Find the largest value among all threads result In CPU or GPU?

I need to find the largest value among all the threads results. Suppose each thread comes up with a float value as a result, what is the best way to find out which one is the largest? Shoudl I transfer all data to CPU and let CPU to handle this? I noticed it is very time consuming to copy data from device memory back to CPU.

Thank you,

A follow-up question is: if I do find this largest value among all threads, and want to return this value to CPU. Do I still have to allocate one float space in device memory and copy it from device memory to host memory? Is there a faster way?

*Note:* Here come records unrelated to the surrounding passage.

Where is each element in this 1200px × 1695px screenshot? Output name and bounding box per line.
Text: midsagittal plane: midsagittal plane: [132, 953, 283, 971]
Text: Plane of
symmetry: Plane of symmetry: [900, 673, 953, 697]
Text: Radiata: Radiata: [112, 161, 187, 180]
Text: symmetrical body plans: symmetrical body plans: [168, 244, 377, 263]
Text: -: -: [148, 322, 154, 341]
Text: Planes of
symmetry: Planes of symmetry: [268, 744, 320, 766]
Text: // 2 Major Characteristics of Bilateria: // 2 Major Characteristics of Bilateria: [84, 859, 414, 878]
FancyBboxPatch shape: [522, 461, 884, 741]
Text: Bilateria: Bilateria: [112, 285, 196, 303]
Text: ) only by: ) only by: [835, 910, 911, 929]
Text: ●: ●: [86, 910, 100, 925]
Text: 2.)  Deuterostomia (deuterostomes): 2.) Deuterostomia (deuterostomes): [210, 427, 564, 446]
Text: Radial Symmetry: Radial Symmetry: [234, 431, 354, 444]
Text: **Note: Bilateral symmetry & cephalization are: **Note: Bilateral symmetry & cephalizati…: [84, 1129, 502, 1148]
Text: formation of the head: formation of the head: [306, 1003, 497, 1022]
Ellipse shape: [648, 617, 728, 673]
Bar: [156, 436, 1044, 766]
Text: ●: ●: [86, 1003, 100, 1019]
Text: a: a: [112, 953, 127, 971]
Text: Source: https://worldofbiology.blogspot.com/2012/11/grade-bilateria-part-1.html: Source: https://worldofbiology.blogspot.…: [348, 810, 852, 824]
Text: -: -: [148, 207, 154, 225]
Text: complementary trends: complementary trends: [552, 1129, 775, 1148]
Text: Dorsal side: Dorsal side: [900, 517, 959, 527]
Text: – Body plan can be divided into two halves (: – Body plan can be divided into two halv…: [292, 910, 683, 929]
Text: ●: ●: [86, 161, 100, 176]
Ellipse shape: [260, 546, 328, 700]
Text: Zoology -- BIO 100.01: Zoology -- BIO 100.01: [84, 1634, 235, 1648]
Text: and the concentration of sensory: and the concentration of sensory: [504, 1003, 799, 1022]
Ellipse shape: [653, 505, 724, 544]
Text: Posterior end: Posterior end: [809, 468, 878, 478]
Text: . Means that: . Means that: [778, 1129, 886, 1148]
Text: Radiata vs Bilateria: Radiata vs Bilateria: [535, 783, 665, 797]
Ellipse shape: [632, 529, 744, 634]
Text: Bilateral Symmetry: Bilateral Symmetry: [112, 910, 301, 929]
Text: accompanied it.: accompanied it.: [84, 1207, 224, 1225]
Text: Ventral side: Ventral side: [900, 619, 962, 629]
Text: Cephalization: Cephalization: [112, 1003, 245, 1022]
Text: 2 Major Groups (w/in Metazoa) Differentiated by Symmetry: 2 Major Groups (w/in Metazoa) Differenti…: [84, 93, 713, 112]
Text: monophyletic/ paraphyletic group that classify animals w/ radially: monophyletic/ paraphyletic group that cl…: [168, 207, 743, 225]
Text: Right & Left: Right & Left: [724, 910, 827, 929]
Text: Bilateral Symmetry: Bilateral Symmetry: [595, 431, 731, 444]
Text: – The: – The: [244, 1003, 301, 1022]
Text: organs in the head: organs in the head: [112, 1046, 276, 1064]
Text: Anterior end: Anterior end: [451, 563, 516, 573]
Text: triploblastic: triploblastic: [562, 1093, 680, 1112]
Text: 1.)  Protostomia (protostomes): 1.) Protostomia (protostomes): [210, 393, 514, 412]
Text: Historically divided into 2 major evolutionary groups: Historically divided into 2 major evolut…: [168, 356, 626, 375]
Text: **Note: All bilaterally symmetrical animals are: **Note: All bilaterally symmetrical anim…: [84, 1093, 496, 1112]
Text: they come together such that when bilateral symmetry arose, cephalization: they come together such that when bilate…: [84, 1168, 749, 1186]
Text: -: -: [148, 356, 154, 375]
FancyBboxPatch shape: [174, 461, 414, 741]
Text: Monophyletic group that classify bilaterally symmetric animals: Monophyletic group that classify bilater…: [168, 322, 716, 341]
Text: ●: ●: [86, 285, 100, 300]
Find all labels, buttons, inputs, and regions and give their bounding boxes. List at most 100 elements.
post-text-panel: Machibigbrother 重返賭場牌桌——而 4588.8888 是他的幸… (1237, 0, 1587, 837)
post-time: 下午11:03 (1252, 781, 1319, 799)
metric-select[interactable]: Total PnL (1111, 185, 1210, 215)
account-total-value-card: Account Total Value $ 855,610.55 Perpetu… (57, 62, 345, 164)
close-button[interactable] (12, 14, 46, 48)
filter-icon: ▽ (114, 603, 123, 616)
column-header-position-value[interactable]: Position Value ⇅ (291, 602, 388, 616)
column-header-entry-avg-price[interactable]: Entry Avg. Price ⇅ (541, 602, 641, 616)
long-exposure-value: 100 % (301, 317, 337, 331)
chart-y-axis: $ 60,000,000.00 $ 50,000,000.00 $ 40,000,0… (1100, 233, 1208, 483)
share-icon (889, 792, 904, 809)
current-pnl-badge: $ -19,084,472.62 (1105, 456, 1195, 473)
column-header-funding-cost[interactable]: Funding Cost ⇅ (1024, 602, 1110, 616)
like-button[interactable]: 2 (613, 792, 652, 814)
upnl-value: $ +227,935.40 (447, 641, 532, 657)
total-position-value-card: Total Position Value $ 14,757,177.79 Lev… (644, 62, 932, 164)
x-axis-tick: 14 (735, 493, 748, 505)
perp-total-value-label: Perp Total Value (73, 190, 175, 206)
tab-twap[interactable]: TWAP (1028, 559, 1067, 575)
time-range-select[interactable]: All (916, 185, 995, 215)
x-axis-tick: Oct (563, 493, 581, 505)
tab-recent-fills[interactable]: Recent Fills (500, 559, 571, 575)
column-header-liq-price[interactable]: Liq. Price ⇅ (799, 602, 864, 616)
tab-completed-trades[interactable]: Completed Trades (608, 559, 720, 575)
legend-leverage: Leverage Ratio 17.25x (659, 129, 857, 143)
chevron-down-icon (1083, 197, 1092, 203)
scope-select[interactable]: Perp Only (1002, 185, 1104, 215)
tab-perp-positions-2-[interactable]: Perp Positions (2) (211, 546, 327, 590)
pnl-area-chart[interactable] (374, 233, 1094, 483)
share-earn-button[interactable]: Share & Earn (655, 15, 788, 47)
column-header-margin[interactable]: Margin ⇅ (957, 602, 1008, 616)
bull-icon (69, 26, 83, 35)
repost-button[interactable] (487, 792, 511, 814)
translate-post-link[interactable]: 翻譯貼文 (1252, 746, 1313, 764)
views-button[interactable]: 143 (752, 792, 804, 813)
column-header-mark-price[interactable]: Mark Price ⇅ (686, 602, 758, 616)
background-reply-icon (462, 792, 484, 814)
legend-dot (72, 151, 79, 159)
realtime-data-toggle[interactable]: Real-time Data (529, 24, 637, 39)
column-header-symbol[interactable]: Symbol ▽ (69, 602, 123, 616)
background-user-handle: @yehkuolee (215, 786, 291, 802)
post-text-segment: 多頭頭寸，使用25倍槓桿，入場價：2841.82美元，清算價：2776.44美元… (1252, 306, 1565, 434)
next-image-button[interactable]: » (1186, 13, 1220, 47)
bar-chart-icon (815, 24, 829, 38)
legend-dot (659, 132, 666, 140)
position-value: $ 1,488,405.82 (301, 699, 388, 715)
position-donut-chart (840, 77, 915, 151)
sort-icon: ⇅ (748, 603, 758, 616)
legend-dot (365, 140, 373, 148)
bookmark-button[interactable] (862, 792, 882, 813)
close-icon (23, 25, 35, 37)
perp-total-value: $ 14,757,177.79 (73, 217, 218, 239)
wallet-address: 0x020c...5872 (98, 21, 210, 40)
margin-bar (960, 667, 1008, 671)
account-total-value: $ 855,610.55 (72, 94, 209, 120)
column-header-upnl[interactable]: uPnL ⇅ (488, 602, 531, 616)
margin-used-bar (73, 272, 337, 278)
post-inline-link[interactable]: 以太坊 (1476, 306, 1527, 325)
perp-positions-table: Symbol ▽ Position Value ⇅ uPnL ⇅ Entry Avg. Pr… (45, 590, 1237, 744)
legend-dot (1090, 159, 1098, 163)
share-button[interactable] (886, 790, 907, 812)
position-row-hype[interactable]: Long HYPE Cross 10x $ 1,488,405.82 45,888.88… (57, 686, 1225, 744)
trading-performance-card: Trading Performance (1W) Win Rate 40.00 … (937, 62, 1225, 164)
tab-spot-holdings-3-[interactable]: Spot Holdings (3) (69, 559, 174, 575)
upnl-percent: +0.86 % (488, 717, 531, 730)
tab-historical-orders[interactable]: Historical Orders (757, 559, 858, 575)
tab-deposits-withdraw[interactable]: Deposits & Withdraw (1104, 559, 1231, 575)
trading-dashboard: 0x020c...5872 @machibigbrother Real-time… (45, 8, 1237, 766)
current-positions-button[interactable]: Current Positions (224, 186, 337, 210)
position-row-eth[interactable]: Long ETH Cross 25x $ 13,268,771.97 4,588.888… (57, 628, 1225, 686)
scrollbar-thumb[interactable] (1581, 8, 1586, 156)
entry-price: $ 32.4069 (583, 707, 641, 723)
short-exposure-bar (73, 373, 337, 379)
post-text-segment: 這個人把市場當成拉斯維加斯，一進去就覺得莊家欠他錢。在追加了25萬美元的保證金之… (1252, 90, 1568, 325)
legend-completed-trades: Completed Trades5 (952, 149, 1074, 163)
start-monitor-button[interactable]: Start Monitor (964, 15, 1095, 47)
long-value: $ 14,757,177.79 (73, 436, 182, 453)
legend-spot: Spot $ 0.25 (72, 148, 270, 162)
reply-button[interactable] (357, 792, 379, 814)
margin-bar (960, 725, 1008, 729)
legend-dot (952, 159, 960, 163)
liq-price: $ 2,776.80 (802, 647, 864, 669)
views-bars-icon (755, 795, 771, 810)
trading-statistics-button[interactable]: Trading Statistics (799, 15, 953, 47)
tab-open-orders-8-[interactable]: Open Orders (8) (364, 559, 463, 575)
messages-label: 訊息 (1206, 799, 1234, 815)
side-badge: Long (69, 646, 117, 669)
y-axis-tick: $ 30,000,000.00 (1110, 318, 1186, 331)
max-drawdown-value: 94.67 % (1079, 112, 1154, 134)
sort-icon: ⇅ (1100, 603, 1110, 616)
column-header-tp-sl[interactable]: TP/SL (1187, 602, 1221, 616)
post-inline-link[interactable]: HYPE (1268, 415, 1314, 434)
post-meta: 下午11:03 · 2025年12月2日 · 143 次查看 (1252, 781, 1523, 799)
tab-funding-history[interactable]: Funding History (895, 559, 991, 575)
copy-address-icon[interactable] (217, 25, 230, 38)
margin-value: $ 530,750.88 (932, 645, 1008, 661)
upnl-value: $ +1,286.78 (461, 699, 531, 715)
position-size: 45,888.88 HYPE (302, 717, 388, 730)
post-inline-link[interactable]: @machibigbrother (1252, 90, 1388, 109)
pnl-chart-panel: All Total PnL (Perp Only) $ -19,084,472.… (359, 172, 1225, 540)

I think it depends on what you want to do with it? If you never want to use it on the CPU you don’t have to transfer it back to the host. And for your first question. I think it is very hard to find the largest value inside the kernel because than the threads needs to depend on each other. And how I see it, that is something you don’t want to have, right?


Just take a look at the reduction sample in SDK, please.

But a reduction is not the largest value of the array but an Accumulated value. Or am I wrong?

Just change the reduction example to do max() instead of +, think about what the example is doing and you will see that it works.

Reduction approach works for any associative operator. Also, check out the CUDA Data Parallel Primitives (, there may already be a funtion that you need.


Thanks to all. Here is what I did:

p1 = THREADS; // keep the middle index

	while (p1 > 1)


  p1 = rintf(p1 * 0.5f);  // divided by 2, rounded to the nearest integer

  if( (threadIdx.x < p1) && (s_solutions[threadIdx.x] < s_solutions[threadIdx.x+p1]) )


  	// push the bigger element to the first half

  	s_solutions[threadIdx.x] = s_solutions[threadIdx.x+p1];  



As a result, s_solutions[0] will be the largest value.

Unfortunately CUDPP currently only has max-scan, not max-reduce. In fact it doesn’t have any reductions yet – it’s on our todo list!